A Control Framework for CUBESAT Rendezvous and Proximity Operations using Electric Propulsion
Bo-Chuan Lin, Chun-Wei Kong, Simone Semeraro, Jay W. McMahon
TL;DR
The paper addresses rendezvous and proximity operations for two CubeSats in low Earth orbit when only a single body-fixed resistojet is available and real-time relative-state access is limited. It introduces a modular control framework based on four maneuver blocks that steer the chaser’s mean orbital elements toward a designed safety ellipse, using Hill's relative-motion model and mean-element updates derived from GNSS data. Key contributions include the practical decomposition of RPO into four thrust-based blocks, a safety-ellipse-centric control strategy compatible with power and sensing constraints, and a STK-based demonstration achieving a final safety ellipse of $14$ km $\times$ $27$ km $\times$ $8$ km with $ΔV=29.4$ m/s over a $41$-day maneuver. This work demonstrates the feasibility of low-thrust, indirect-information RPO for nanosatellite pairs and informs future autonomous relative navigation and control under limited state updates.
Abstract
A control framework is presented to solve the rendezvous and proximity operations (RPO) problem of the EP-Gemini mission. In this mission, a CubeSat chaser is controlled to approach and circumnavigate the other uncooperative CubeSat target. Such a problem is challenging because the chaser operates on a single electric propulsion thruster, for which coupling between attitude control and thrust vector, and charging of the electric propulsion system must be taken into consideration.
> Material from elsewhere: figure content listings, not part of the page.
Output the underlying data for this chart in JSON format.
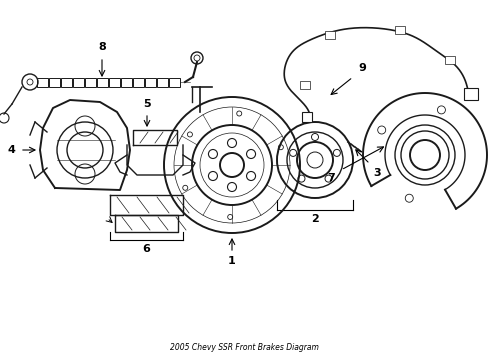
{
  "title": "2005 Chevy SSR Front Brakes Diagram",
  "bg_color": "#ffffff",
  "line_color": "#1a1a1a",
  "figsize": [
    4.89,
    3.6
  ],
  "dpi": 100,
  "layout": {
    "xlim": [
      0,
      489
    ],
    "ylim": [
      0,
      360
    ]
  }
}
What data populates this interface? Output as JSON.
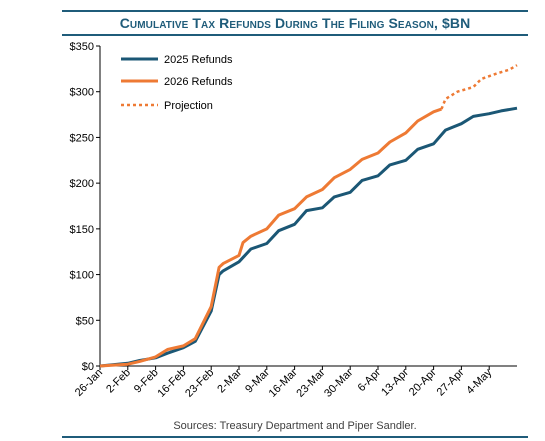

In addition, the access to relative states in real time is not achievable due to the onboard hardware constraints of the two CubeSats. The developed control framework addresses these limitations by applying four modularized maneuver blocks to correct the chaser's mean orbit elements in sequence. The control framework is based on a relative motion called safety ellipse to ensure a low collision risk. The complete EP-Gemini mission is demonstrated by the implementation of the proposed control framework in a numerical simulation that includes high order perturbations for low Earth orbit. The simulation result shows that a safety ellipse is established after a 41-day RPO maneuver, which consumes 44$\%$ of the total fuel in terms of $ΔV$. The resulting 3-dimensional safety ellipse circumnavigates the target with an approximate dimension of 14 km $\times$ 27 km $\times$ 8 km.